At this point, I'm not sure what to do about it. Earlier this week, I did go talk to one child's family. She has called my kids every name in the book, flipped them off, and has been generally cruel. I had already had words with the child and ever since, her harassment of my kids only increased. So the other day, when TJ ran in, extremely hurt after being called a fa**ot for the umpteenth time, I went straight to the adults. Not sure how much good that will do since my kids saw the girl slapped by her own mother out in front of everyone (this, before I talked to them). I am heartbroken that some of the kids are mistreated by their family, but also can't let that be an excuse to let them bully and harass my (or any other) kids.
My struggle is that I want to show kindness, forgiveness and love to these kids. I also want to yell at them and never allow them near my kids. When the kids come home hurt after being treated cruelly, my "momma bear" mode kicks in and I want to (and have a couple of times) run out and give the kids a piece of my mind.

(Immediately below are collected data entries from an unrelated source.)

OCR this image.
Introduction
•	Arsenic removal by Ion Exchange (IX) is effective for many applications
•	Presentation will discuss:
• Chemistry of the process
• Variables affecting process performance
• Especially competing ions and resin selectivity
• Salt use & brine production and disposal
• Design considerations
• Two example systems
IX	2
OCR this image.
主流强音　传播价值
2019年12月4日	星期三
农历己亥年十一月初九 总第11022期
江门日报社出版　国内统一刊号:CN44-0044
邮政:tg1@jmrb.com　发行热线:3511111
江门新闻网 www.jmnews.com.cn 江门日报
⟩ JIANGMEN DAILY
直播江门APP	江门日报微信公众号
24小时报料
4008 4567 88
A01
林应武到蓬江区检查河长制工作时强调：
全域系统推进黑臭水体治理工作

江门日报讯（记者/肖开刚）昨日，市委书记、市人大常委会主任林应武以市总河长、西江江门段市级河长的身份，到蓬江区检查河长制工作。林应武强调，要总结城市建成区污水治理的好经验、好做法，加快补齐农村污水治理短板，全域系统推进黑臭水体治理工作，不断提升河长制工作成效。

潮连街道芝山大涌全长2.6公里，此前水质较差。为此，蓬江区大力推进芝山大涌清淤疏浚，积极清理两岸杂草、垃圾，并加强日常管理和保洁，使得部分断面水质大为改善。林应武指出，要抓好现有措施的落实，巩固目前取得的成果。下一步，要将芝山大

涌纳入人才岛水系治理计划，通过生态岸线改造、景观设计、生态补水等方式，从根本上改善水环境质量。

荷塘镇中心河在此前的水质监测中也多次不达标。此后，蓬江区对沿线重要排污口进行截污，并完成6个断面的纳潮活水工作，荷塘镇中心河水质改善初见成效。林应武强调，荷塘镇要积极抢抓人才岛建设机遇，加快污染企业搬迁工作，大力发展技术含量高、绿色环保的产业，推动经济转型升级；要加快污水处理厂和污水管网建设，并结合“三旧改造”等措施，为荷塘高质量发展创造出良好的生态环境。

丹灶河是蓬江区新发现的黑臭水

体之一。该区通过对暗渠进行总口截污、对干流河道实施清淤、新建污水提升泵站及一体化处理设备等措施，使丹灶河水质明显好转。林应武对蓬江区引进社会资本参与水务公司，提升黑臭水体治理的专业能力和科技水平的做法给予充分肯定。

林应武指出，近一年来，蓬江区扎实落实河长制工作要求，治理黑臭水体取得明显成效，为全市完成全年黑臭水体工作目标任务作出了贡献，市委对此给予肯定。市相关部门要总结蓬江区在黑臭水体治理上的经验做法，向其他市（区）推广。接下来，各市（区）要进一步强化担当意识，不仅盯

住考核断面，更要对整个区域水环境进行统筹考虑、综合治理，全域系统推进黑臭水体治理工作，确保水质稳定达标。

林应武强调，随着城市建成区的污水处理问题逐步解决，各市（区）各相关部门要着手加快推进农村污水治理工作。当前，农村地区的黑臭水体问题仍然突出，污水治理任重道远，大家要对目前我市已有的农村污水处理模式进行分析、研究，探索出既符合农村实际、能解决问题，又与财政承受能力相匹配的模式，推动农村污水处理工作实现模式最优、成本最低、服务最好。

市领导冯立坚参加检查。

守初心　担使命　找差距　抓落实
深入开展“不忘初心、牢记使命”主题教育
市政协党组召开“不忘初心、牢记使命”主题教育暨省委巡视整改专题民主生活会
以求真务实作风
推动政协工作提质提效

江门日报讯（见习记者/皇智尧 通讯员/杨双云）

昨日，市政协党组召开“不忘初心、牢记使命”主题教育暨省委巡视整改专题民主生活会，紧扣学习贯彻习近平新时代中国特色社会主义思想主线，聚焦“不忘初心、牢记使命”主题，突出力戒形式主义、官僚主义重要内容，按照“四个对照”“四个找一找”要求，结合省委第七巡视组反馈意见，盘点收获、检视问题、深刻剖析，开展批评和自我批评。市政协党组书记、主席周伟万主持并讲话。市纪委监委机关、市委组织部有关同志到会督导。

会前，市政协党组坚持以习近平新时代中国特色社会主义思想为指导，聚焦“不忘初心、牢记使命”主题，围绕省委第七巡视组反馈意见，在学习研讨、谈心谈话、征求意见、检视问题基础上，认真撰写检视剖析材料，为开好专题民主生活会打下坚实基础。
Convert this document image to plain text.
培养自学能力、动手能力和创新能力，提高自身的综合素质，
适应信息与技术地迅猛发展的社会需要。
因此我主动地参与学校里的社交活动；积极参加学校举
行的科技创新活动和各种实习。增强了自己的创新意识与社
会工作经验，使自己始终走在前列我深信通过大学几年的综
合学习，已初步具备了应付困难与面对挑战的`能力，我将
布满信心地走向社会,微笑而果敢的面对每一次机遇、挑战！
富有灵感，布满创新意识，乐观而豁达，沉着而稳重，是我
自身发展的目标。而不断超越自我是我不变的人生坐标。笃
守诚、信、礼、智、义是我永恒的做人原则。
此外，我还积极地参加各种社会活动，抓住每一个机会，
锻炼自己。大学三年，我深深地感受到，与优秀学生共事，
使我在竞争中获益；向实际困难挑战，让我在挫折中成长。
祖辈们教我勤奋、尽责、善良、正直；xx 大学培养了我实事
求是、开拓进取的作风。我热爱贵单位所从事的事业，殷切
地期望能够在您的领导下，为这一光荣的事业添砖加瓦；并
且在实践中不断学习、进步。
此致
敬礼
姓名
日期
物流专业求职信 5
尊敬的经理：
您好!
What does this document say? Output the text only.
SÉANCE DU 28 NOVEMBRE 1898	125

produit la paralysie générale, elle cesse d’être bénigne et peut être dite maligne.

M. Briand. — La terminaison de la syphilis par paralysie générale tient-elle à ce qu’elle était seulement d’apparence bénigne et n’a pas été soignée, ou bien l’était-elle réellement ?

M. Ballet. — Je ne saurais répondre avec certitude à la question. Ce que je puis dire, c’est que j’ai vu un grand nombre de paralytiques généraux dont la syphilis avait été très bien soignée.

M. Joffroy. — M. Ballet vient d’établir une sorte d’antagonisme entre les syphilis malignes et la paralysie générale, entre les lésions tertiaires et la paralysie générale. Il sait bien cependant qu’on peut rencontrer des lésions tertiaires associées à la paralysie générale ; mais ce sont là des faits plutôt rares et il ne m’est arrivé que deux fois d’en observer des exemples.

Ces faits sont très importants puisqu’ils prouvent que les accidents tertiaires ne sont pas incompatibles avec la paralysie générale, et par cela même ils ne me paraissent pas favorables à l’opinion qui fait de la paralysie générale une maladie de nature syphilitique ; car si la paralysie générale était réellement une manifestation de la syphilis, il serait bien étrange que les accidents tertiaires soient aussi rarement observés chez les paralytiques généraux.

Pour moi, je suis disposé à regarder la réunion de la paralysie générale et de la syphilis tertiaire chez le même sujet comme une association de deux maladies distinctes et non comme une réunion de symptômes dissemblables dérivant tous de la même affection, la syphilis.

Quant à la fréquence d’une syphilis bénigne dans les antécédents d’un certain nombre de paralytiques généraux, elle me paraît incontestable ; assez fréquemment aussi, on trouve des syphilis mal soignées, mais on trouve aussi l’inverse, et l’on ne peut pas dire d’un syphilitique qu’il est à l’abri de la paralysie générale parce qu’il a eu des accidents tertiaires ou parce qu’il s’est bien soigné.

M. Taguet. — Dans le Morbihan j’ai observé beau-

We had one "troublemaker" girl in our old 'hood. In the four years we lived there, we may have had 2 or 3 run-ins with her. On occasion, we had kids with hurt feelings, but I was in regular contact with the moms, so we would talk about things and once, even sat the girls down to talk with each other. This neighborhood is completely different. I don't see the majority of parents. Ever. So I feel stuck.
Let me add that the kids DO have several very sweet friends. TJ has a couple of boys that are great. I've met the parents and/or grandparents and they play together nicely. The girls also have a few friends that are good kids. However, because we have shared common spaces such as the ball courts, I can't keep my kids away from the bullies unless I keep them inside at all times and I refuse to do that.
I do know of two kids whose families were forced to move out due to the kids' bullying. But in both cases, they were physical bullies, hitting the kids they were picking on or destroying property. I'm not sure what can be done about the bullying. Maybe our community could have someone come in to talk to all the kids. That is, if the parents would allow the kids to attend.
Ironically, today, we were reading from Little Britches, Set in a ranching community in 1906, Ralph is being bullied and beat up at school. He doesn't fight back because his mom told him not to. But after days and days of being bullied and teased, the bully pulls Ralph's pants off. This is what happens:
"I didn't care whether Mother would be ashamed of me or not. I couldn't be a gentleman with my pants off, and I didn't want to be one anyway. I plowed into Freddie with both fists...
(the fight is described in detail, then I adore what the teacher does)
"...I glanced up toward the schoolhouse. Miss Wheeler was peeking out the corner of the window, but she didn't ring the bell till it was all over and Grace had pinned my pants back on."
Later, Ralph's dad asked, "Did you lick him?"
"Good." That was all. He never mentioned it again.
Lest you think this book would encourage my kids to physically fight, don't. In the very next chapter, Ralph lies, telling his mom that his dad gave him permission to take the unbroken horse down to the gulch to pull out some of the railroad ties. When he has trouble getting the tie, he goes home and confesses his lie to his mom. His dad disciplines him by making him wear a certain suit (one he hates and one that spurred on the teasing he endured in the first place) to school every day until he gets all 18 crossties out of the gulch. (It takes him two weeks.) And he's not allowed to go with his father on any errands, something Ralph cherishes. Ralph's dad says,
"Son, there is no question but what the thing you have done today deserves severe punishment. You might have killed yourself or the horse, but much worse than that, you have injured your own character. A man's character is like his house. If he tears boards off his house and burns them to keep himself warm and comfortable, his house soon becomes a ruin. If he tells lies to be able to do the things he shouldn't do but wants to, his character will soon become a ruin. A man with a ruined character is a shame on the face of the earth."
Bullying is nothing new, but it's morphed. Kids have morphed. Parents have morphed.
Nothing is resolved here, so I guess this is mostly a "venting" blog. I'd love advice. How do you handle bullying? How do you keep your kids from bullying back?